Но Ольга не могла видеть его. Она слишком скоро, не смотря в его сторону, села в карету, гусары вскочили на запятки, и карета быстро укатилась, подхваченная четверкою рослых коней.
Это была минута страшного испытания для Артемия.
Сколько долгих, мучительных лет он не только не видел Ольги, но даже не слышал о ней ничего — здорова ли она, жива ли, что с ней, где она… И вот наконец судьба сталкивает их опять, и она жива и здорова, и все так же прекрасна, как и прежде, нет… она лучше прежнего, еще прекраснее.
Первое чувство, охватившее Артемия, была радость, причем она заключалась, во-первых, в том, что он видел княжну здоровою, во-вторых — что он просто видел ее, и наконец, и это было главное, в том, что он любил ее по-прежнему.
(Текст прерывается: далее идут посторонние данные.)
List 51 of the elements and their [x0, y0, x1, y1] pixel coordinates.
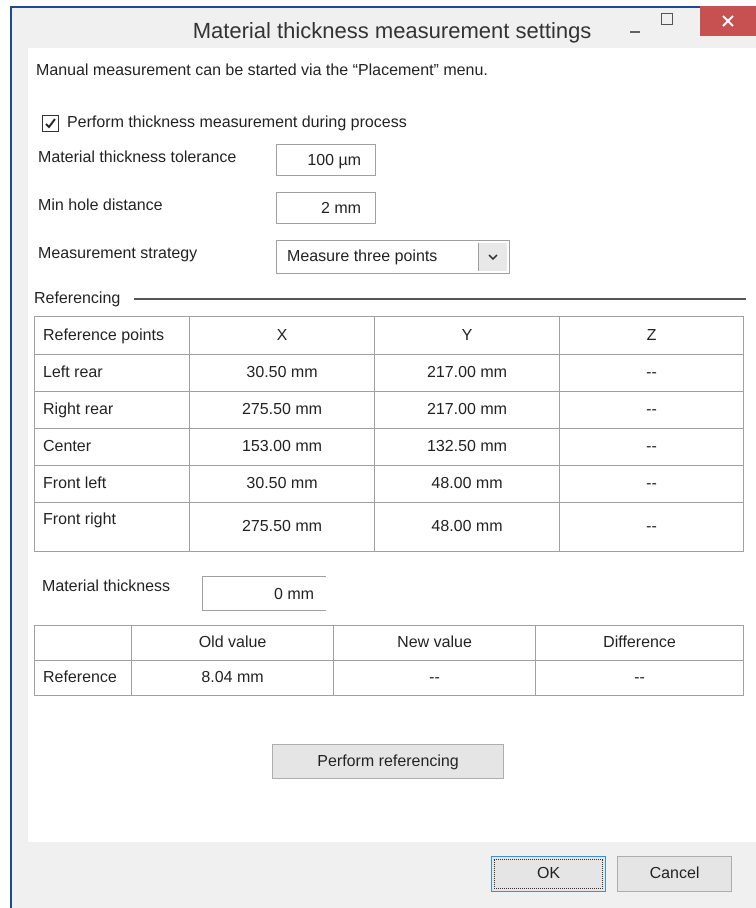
info-text: Manual measurement can be started via the “Placement” menu.: [36, 62, 489, 81]
table-cell: 30.50 mm: [190, 354, 374, 392]
input-field[interactable]: 2 mm: [276, 192, 376, 224]
table-cell: --: [560, 354, 744, 392]
table-cell: Front left: [34, 466, 190, 502]
table-cell: 275.50 mm: [190, 502, 374, 552]
chevron-down-icon: [488, 254, 498, 260]
perform-referencing-button[interactable]: Perform referencing: [272, 744, 504, 779]
column-header: New value: [334, 626, 536, 660]
table-cell: --: [560, 466, 744, 502]
table-cell: --: [560, 502, 744, 552]
maximize-icon[interactable]: [660, 12, 674, 26]
table-cell: 48.00 mm: [374, 466, 560, 502]
table-cell: 30.50 mm: [190, 466, 374, 502]
table-cell: Front right: [34, 502, 190, 552]
table-cell: 153.00 mm: [190, 428, 374, 466]
column-header: Y: [374, 316, 560, 354]
field-label: Measurement strategy: [38, 244, 198, 263]
dialog-button[interactable]: Cancel: [617, 856, 732, 892]
field-label: Material thickness: [42, 577, 172, 596]
window-title: Material thickness measurement settings: [192, 18, 592, 44]
table-cell: --: [560, 428, 744, 466]
checkbox[interactable]: [42, 114, 59, 132]
table-cell: 275.50 mm: [190, 392, 374, 428]
column-header: Z: [560, 316, 744, 354]
field-label: Material thickness tolerance: [38, 148, 238, 167]
table-cell: Right rear: [34, 392, 190, 428]
table-cell: 217.00 mm: [374, 354, 560, 392]
column-header: X: [190, 316, 374, 354]
input-field[interactable]: 100 µm: [276, 144, 376, 176]
table-cell: Center: [34, 428, 190, 466]
close-button[interactable]: [700, 6, 756, 36]
column-header: Difference: [536, 626, 744, 660]
column-header: Reference points: [34, 316, 190, 354]
column-header: Old value: [132, 626, 334, 660]
dropdown[interactable]: Measure three points: [276, 240, 510, 274]
table-cell: --: [560, 392, 744, 428]
field-label: Min hole distance: [38, 196, 164, 215]
table-cell: 217.00 mm: [374, 392, 560, 428]
table-cell: --: [334, 660, 536, 696]
close-icon: [722, 15, 734, 27]
dialog-button[interactable]: OK: [491, 856, 606, 892]
row-header: Reference: [34, 660, 132, 696]
table-cell: 48.00 mm: [374, 502, 560, 552]
table-cell: 132.50 mm: [374, 428, 560, 466]
input-field[interactable]: 0 mm: [202, 576, 326, 611]
checkbox-label[interactable]: Perform thickness measurement during process: [67, 114, 407, 132]
table-cell: 8.04 mm: [132, 660, 334, 696]
section-title: Referencing: [34, 290, 120, 308]
table-cell: Left rear: [34, 354, 190, 392]
table-cell: --: [536, 660, 744, 696]
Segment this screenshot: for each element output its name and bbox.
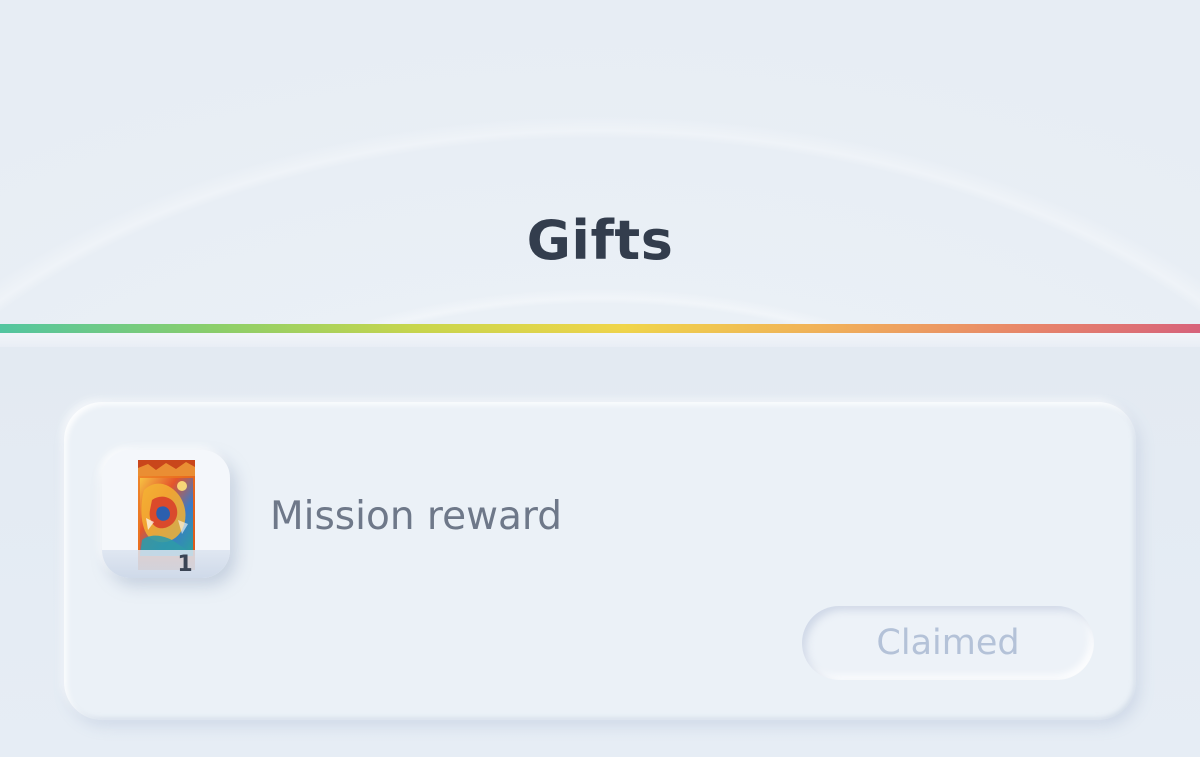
header-shelf (0, 333, 1200, 347)
item-quantity: 1 (177, 552, 193, 577)
claimed-button[interactable]: Claimed (802, 606, 1094, 680)
rainbow-divider (0, 324, 1200, 333)
claimed-button-label: Claimed (876, 623, 1020, 663)
quantity-band (102, 550, 230, 578)
header: Gifts (0, 0, 1200, 328)
gift-label: Mission reward (270, 494, 563, 539)
gift-item-tile[interactable]: 1 (102, 450, 230, 578)
page-title: Gifts (526, 209, 674, 272)
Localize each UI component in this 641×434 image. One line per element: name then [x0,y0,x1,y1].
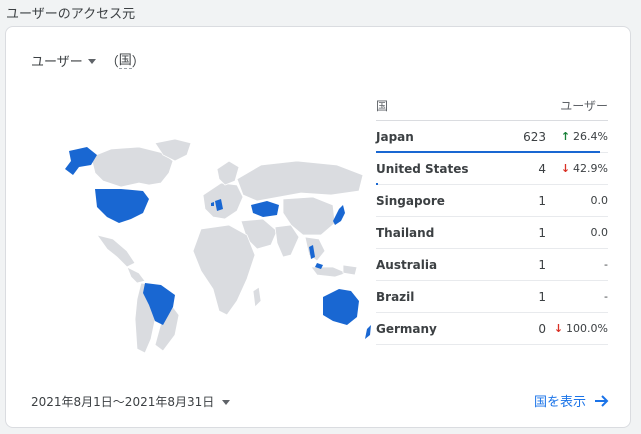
user-count: 1 [538,289,546,304]
view-countries-link[interactable]: 国を表示 [534,391,610,410]
country-table: 国 ユーザー Japan 623 ↑ 26.4% United States 4 ↓ 42.9… [376,91,608,345]
map-region-mexico [96,234,136,268]
caret-down-icon [222,399,231,405]
arrow-right-icon [595,394,609,407]
user-count: 1 [538,257,546,272]
map-highlight-kazakhstan [251,201,279,217]
table-header: 国 ユーザー [376,91,608,121]
metric-row: ユーザー （ 国 ） [31,51,145,71]
metric-selector[interactable]: ユーザー [31,51,96,70]
map-highlight-alaska [65,147,97,175]
table-row[interactable]: Australia 1 - [376,249,608,281]
change-value: 100.0% [566,322,608,335]
map-region-madagascar [252,286,262,308]
map-region-central-america [126,266,146,284]
view-countries-label: 国を表示 [533,395,586,410]
change-percent: - [546,290,608,303]
country-name: United States [376,161,469,176]
map-region-africa [192,224,256,316]
map-highlight-japan [333,205,345,225]
map-region-canada [90,146,174,188]
change-value: 0.0 [590,194,609,207]
user-count: 1 [538,225,546,240]
change-value: 42.9% [573,162,608,175]
country-name: Brazil [376,289,415,304]
country-name: Japan [376,129,414,144]
page-heading: ユーザーのアクセス元 [6,7,136,22]
date-range-selector[interactable]: 2021年8月1日～2021年8月31日 [31,393,231,410]
change-value: 0.0 [590,226,609,239]
column-header-users: ユーザー [560,99,608,113]
map-region-indonesia [310,266,349,278]
change-percent: 0.0 [546,226,609,239]
map-highlight-united-states [95,189,149,223]
table-row[interactable]: Thailand 1 0.0 [376,217,608,249]
change-value: 26.4% [573,130,608,143]
table-row[interactable]: United States 4 ↓ 42.9% [376,153,608,185]
table-row[interactable]: Japan 623 ↑ 26.4% [376,121,608,153]
change-percent: 0.0 [546,194,609,207]
users-by-country-card: ユーザー （ 国 ） 国 ユーザー Japan 623 ↑ 26.4% Unit… [5,26,631,428]
change-percent: ↑ 26.4% [546,130,608,143]
map-region-southeast-asia [304,236,326,262]
dimension-open-paren: （ [105,55,119,70]
arrow-down-icon: ↓ [553,322,564,335]
user-count: 623 [523,129,546,144]
column-header-country: 国 [376,99,389,113]
arrow-down-icon: ↓ [560,162,571,175]
change-value: - [604,290,608,303]
caret-down-icon [87,58,96,64]
user-count: 1 [538,193,546,208]
country-name: Singapore [376,193,445,208]
table-row[interactable]: Brazil 1 - [376,281,608,313]
dimension-selector[interactable]: （ 国 ） [105,51,145,71]
world-map [65,139,371,354]
map-region-europe [202,182,244,220]
metric-label: ユーザー [31,55,83,70]
table-row[interactable]: Singapore 1 0.0 [376,185,608,217]
arrow-up-icon: ↑ [560,130,571,143]
user-count: 4 [538,161,546,176]
map-region-russia [236,160,364,202]
country-name: Australia [376,257,438,272]
change-percent: - [546,258,608,271]
map-region-scandinavia [216,160,240,186]
change-value: - [604,258,608,271]
dimension-label: 国 [118,52,132,69]
date-range-label: 2021年8月1日～2021年8月31日 [31,395,215,409]
table-body: Japan 623 ↑ 26.4% United States 4 ↓ 42.9% Singap… [376,121,608,345]
country-name: Germany [376,321,437,336]
dimension-close-paren: ） [131,55,145,70]
map-region-new-guinea [342,264,358,276]
map-region-india [274,224,300,258]
country-name: Thailand [376,225,435,240]
user-count: 0 [538,321,546,336]
change-percent: ↓ 42.9% [546,162,608,175]
map-highlight-australia [323,289,359,325]
change-percent: ↓ 100.0% [546,322,608,335]
map-highlight-new-zealand [365,325,371,339]
table-row[interactable]: Germany 0 ↓ 100.0% [376,313,608,345]
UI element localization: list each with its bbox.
Да, он любил Ольгу по-прежнему, но научился теперь владеть своим чувством. Будь это три года тому назад, Бог знает, что могло бы произойти с ним; но теперь, только придержав лошадь, он сжался весь, и ни один мускул его лица не тронулся, ни одно движение не выдало его; только сердцу не мог приказать он не забиться сильнее, и оно застучало, забилось, как пойманная птица в клетке.
Карета укатилась. Орлов спокойно повернул и подъехал к воротам, у которых осталась прислуга, провожавшая княжну. Все это были люди, новые для Артемия. Он не помнил их по Проскурову, но узнал на них ливрею князя.
— Послущай-ка, красавец писаный, — обратился Орлов к высокому рыжему парню в веснушках и с попорченным оспою лицом, — чей это дом, а?
Артемий издали слушал.
— А вам что, собственно? — переспросил парень, обидевшийся на слово "писаный красавец", потому что это название вызвало улыбку на лицах остальных.